Security forces have clashed with demonstrators outside the home of the detained head of Bahrain's main Shi'ite Muslim opposition group.
The security forces fired tear gas rounds to disperse the gathering in Bilad al-Qadeem village and some protesters hurled rocks and iron rods at police, he said.
Sheikh Ali Salman, head of the al-Wefaq Islamic Society, was arrested on Sunday after leading a protest rally against last month's elections. Yesterday he was remanded in custody for a further week.
In Geneva, the United Nations human right office said it was concerned at the detention and that a potentially lengthy prison sentence could be handed to Salman.
"Opposition parties are fundamental pillars of any democracy and Sheikh Salman's arrest risks intensifying the fraught political scene that has seen anti-government protests for nearly four years," a spokeswoman for UN Human Rights chief Zeid Ra'ad al-Hussein Zeid's office said in a statement.
Mr Salman's lawyers said he had been accused of serious charges, including calling for the overthrow of the government, the spokeswoman said.
The island kingdom, whose government has close relations with the United States and Britain, has been gripped by tension since 2011 protests led by majority Shi'ite Muslims demanding reforms and a bigger role in running the Sunni-led country.
Bahrain has faced sporadic unrest since authorities quelled the 2011 protests with support from other members of the Gulf Cooperation Council. Demonstrations have increasingly given way to bomb attacks on the security forces. At least two people were killed in two separate attacks this month.

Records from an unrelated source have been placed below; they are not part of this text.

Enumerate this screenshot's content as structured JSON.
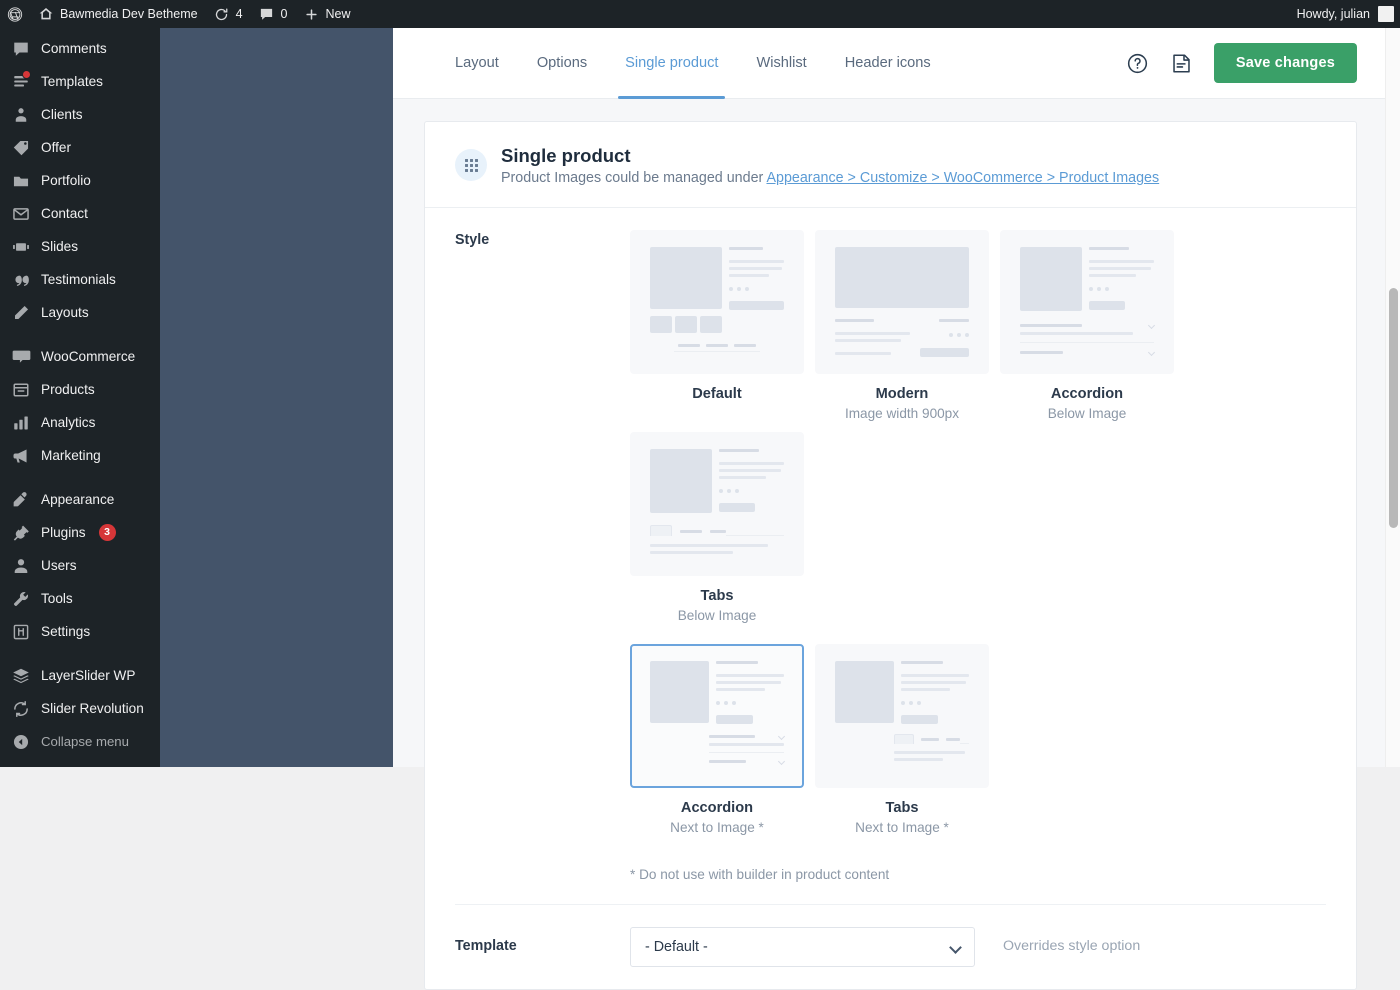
{
  "adminbar": {
    "wp_logo": "wordpress-logo",
    "site_name": "Bawmedia Dev Betheme",
    "updates_count": "4",
    "comments_count": "0",
    "new_label": "New",
    "howdy": "Howdy, julian"
  },
  "sidebar": {
    "items": [
      {
        "label": "Comments",
        "icon": "comments-icon",
        "badge": "",
        "dot": false
      },
      {
        "label": "Templates",
        "icon": "templates-icon",
        "badge": "",
        "dot": true
      },
      {
        "label": "Clients",
        "icon": "clients-icon",
        "badge": "",
        "dot": false
      },
      {
        "label": "Offer",
        "icon": "offer-icon",
        "badge": "",
        "dot": false
      },
      {
        "label": "Portfolio",
        "icon": "portfolio-icon",
        "badge": "",
        "dot": false
      },
      {
        "label": "Contact",
        "icon": "contact-icon",
        "badge": "",
        "dot": false
      },
      {
        "label": "Slides",
        "icon": "slides-icon",
        "badge": "",
        "dot": false
      },
      {
        "label": "Testimonials",
        "icon": "testimonials-icon",
        "badge": "",
        "dot": false
      },
      {
        "label": "Layouts",
        "icon": "layouts-icon",
        "badge": "",
        "dot": false
      },
      {
        "separator": true
      },
      {
        "label": "WooCommerce",
        "icon": "woocommerce-icon",
        "badge": "",
        "dot": false
      },
      {
        "label": "Products",
        "icon": "products-icon",
        "badge": "",
        "dot": false
      },
      {
        "label": "Analytics",
        "icon": "analytics-icon",
        "badge": "",
        "dot": false
      },
      {
        "label": "Marketing",
        "icon": "marketing-icon",
        "badge": "",
        "dot": false
      },
      {
        "separator": true
      },
      {
        "label": "Appearance",
        "icon": "appearance-icon",
        "badge": "",
        "dot": false
      },
      {
        "label": "Plugins",
        "icon": "plugins-icon",
        "badge": "3",
        "dot": false
      },
      {
        "label": "Users",
        "icon": "users-icon",
        "badge": "",
        "dot": false
      },
      {
        "label": "Tools",
        "icon": "tools-icon",
        "badge": "",
        "dot": false
      },
      {
        "label": "Settings",
        "icon": "settings-icon",
        "badge": "",
        "dot": false
      },
      {
        "separator": true
      },
      {
        "label": "LayerSlider WP",
        "icon": "layerslider-icon",
        "badge": "",
        "dot": false
      },
      {
        "label": "Slider Revolution",
        "icon": "slider-revolution-icon",
        "badge": "",
        "dot": false
      },
      {
        "label": "Collapse menu",
        "icon": "collapse-icon",
        "badge": "",
        "dot": false,
        "muted": true
      }
    ]
  },
  "tabs": [
    {
      "label": "Layout",
      "active": false
    },
    {
      "label": "Options",
      "active": false
    },
    {
      "label": "Single product",
      "active": true
    },
    {
      "label": "Wishlist",
      "active": false
    },
    {
      "label": "Header icons",
      "active": false
    }
  ],
  "toolbar": {
    "help_icon": "help-circle-icon",
    "notes_icon": "notes-icon",
    "save_label": "Save changes",
    "save_color": "#3aa068"
  },
  "panel": {
    "drag_handle_icon": "drag-handle-icon",
    "title": "Single product",
    "subtitle_prefix": "Product Images could be managed under ",
    "subtitle_link": "Appearance > Customize > WooCommerce > Product Images"
  },
  "style_field": {
    "label": "Style",
    "footnote": "* Do not use with builder in product content",
    "options": [
      {
        "title": "Default",
        "sub": "",
        "selected": false,
        "preview": "default"
      },
      {
        "title": "Modern",
        "sub": "Image width 900px",
        "selected": false,
        "preview": "modern"
      },
      {
        "title": "Accordion",
        "sub": "Below Image",
        "selected": false,
        "preview": "accordion-below"
      },
      {
        "title": "Tabs",
        "sub": "Below Image",
        "selected": false,
        "preview": "tabs-below"
      },
      {
        "title": "Accordion",
        "sub": "Next to Image *",
        "selected": true,
        "preview": "accordion-next"
      },
      {
        "title": "Tabs",
        "sub": "Next to Image *",
        "selected": false,
        "preview": "tabs-next"
      }
    ]
  },
  "template_field": {
    "label": "Template",
    "value": "- Default -",
    "options": [
      "- Default -"
    ],
    "hint": "Overrides style option"
  },
  "colors": {
    "accent": "#5b9bd5",
    "save_green": "#3aa068",
    "admin_dark": "#1d2327",
    "badge_red": "#d63638"
  }
}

Mr Salman was detained on Sunday after he led a rally last week to protest against a general election which the opposition boycotted.
Al Wefaq had said it would not take part in the poll because parliament would not have enough power and because voting districts favoured the kingdom's Sunni Muslims.
Al Wefaq media official Taher al-Moussawi said Salman's detention had been extended for a week.
One of Mr Salman's lawyers, Abdullah al-Shamlawi, said the prosecution had decided to detain Mr Salman for a week and that questioning would continue.
Bahrain's attorney general, Nayef Yousef Mahmoud, was cited as saying on state news agency BNA that the public prosecution ordered that the secretary general of a political party be held for seven days pending an investigation. It did not name Salman.